Ce sont des substances toxiques, c’est-à-dire, des substances ayant une capacité inhérente de provoquer de divers problèmes physiologique et pathologiques dans un organisme vivant : irritation, effet neurologique, génétique, cancérogène, etc. Les produits chimiques sont habituellement divisés en deux groupes (inorganique et organique) et se subdivisent par la suite en sous groupe. Les substances inorganiques qui présentent un danger pour la santé publique sont de trois groupes :

a) Les métaux : on peut citer juste quelques exemples puisque la liste est langue, comme l’arsenic et le cadmium qui sont cancérogènes, le plomb et le mercure qui sont neurotoxiques et peuvent causer des lésions permanente.

b) Les agents corrosifs : ils sont constitués des acides et de bases fortes, ils causent de graves irritations cutanées, oculaires et respiratoires. Certains polluants atmosphériques comme l’ozone stratosphérique et les oxydes d’azote, ont également un pouvoir irritant.

c) Les halogènes comme le fluor, l’iode, le brome. Le fluor et le chlore sont des gaz qui provoquent de sévères irritations des voies respiratoires. Les composés à base d’halogène sont très toxiques comme les fluorures et l’acide chlorhydrique.

Les substances organiques : elles sont très nombreuses et sont classées en plusieurs dizaines de groupes. Aux fins de cette présentation sommaire, on retiendra les hydrocarbures et leurs dérivés.

Les hydrocarbures simples (aliphatiques) comme le propane et le butane, ont un effet dépresseur sur le système nerveux.

Les hydrocarbures aromatiques ont une molécule de benzène qui est cancérogène chez l’humain à la base de leur structure.

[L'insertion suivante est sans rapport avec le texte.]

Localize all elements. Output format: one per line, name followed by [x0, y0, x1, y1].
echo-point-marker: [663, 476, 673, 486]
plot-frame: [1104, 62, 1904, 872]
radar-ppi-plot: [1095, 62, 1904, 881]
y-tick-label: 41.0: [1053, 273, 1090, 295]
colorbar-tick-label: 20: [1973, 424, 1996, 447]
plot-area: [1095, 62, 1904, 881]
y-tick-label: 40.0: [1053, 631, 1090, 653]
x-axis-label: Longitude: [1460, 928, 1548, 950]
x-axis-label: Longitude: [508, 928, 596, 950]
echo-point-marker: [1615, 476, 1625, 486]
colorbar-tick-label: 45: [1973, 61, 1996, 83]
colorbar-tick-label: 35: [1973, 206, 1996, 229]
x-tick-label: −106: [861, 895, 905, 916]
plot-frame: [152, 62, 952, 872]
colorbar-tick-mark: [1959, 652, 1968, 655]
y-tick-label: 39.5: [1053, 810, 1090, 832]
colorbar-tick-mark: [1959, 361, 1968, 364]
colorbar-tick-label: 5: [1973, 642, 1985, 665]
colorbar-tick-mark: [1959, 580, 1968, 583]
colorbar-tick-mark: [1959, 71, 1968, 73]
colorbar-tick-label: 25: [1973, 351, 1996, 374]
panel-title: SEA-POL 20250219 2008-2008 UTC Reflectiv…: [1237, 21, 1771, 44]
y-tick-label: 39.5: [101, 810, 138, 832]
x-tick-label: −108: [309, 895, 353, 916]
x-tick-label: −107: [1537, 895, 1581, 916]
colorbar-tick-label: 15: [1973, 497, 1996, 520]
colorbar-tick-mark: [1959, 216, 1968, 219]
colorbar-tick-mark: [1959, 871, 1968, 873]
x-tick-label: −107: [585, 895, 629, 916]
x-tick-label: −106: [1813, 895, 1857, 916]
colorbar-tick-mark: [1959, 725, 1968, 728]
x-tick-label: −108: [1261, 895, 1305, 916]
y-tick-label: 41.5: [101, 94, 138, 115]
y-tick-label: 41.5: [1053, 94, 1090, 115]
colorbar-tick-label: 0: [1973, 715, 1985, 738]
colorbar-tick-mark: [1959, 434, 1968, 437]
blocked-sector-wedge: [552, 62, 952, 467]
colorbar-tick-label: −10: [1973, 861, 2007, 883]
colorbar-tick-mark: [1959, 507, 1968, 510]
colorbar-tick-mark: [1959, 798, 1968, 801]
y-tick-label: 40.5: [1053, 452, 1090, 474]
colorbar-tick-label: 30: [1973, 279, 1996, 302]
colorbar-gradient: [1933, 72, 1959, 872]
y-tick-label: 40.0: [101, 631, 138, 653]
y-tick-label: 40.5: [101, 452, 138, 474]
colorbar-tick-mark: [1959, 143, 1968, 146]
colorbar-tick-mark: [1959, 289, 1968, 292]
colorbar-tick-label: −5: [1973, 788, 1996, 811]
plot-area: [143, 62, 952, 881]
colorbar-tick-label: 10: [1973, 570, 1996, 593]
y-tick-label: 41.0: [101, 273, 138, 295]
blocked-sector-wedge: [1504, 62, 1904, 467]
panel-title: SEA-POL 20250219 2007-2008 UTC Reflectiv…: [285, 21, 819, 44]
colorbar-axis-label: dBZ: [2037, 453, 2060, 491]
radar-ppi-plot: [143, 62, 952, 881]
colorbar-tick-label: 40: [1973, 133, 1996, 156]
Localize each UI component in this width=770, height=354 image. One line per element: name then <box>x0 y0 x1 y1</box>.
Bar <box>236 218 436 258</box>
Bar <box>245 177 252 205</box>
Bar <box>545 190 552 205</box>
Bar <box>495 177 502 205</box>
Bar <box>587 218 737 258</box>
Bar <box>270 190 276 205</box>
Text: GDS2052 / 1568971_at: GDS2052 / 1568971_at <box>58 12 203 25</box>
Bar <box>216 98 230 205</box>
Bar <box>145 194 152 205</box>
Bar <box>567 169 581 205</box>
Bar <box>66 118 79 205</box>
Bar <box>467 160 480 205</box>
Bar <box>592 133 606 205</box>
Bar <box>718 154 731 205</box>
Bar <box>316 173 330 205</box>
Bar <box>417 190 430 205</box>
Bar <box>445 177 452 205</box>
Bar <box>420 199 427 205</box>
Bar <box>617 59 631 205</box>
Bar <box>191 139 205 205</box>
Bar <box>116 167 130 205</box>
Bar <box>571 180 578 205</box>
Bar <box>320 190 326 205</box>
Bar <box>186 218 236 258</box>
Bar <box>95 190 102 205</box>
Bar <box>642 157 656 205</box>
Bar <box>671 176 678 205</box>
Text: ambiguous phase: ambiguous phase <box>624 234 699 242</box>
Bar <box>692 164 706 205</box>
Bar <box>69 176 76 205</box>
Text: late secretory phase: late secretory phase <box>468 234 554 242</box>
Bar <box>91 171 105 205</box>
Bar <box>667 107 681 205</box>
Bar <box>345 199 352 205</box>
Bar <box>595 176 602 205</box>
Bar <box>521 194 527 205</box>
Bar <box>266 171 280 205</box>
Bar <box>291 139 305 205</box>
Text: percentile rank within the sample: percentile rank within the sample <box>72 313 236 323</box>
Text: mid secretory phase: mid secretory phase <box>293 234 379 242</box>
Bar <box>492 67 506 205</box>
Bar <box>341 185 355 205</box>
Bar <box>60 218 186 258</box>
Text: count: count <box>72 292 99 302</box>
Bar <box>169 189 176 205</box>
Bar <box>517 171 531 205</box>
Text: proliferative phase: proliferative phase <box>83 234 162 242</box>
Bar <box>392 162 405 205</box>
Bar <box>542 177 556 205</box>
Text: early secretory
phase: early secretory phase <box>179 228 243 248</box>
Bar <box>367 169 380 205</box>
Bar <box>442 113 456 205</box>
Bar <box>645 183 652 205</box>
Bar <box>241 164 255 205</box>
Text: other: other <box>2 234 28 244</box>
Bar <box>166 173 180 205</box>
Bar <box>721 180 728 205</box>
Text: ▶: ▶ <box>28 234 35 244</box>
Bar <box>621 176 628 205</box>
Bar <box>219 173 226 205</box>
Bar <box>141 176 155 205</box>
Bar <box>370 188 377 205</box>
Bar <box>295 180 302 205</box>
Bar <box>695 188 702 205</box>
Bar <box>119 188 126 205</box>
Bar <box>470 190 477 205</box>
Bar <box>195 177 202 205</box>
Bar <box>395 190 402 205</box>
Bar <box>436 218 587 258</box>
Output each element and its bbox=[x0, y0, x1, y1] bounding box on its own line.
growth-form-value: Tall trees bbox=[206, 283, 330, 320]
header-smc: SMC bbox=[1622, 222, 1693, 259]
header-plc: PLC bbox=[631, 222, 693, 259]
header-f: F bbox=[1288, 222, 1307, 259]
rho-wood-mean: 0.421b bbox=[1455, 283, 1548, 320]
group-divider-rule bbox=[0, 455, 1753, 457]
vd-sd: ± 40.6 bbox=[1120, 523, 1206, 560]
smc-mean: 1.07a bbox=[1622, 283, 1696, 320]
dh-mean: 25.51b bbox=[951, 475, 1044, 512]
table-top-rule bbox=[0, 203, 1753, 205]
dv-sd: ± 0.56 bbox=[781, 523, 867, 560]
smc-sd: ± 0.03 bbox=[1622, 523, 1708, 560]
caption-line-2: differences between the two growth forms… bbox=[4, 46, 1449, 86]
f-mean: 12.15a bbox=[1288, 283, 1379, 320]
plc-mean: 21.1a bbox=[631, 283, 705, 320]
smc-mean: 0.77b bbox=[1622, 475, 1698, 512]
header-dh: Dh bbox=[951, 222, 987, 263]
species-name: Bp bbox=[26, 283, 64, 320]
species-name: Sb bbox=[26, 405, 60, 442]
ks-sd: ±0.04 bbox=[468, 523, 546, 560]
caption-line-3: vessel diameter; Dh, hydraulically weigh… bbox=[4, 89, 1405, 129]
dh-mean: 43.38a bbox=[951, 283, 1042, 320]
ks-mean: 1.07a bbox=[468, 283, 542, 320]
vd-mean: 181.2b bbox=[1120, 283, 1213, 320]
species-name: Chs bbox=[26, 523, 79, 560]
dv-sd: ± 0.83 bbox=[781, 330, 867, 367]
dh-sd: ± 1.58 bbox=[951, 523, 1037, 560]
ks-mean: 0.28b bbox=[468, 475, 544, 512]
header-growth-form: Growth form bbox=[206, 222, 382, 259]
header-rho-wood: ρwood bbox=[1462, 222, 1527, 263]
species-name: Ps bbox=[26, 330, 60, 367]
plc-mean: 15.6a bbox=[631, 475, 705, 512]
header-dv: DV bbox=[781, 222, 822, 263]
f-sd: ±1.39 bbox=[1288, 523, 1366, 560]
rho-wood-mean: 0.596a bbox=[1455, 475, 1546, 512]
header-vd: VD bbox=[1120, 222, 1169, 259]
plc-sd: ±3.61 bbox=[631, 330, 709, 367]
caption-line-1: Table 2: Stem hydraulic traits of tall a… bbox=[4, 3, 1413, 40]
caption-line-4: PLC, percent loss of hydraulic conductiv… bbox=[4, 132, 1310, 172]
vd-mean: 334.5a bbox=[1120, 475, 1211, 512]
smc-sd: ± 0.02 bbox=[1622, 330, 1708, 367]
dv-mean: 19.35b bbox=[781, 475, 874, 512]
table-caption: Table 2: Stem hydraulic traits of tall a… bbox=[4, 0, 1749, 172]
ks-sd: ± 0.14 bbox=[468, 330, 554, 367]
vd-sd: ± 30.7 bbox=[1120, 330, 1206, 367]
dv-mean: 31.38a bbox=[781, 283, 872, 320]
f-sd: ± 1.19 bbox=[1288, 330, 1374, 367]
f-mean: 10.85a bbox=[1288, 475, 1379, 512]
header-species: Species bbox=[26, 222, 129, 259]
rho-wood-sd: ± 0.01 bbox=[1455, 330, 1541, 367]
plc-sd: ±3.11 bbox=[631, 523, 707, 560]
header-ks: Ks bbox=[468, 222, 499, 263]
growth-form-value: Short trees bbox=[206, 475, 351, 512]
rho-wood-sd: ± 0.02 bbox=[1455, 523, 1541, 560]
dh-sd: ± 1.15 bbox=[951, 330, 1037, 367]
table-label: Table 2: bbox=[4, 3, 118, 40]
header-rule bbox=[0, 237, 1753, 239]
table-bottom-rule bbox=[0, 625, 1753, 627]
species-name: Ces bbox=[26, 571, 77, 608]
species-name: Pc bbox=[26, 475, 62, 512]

Les hydrocarbures polycycliques (HAP) engendrés par la combustion des matières organiques, dont un certains nombre d’entre eux sont cancérogènes et très persistants dans l’environnement.

Les hydrocarbures aliphatiques chlorés et leurs dérivés comme le perchloroethylène utilisé comme solvant, le di et trichlorométane, plusieurs pesticides organochlorés et d’autres rejets polluants comme ceux des fabriques de pate à papier qui utilisent le chlore comme agent blanchiment sont très persistants dans l’environnement et peuvent être cancérogène ou neurotoxiques.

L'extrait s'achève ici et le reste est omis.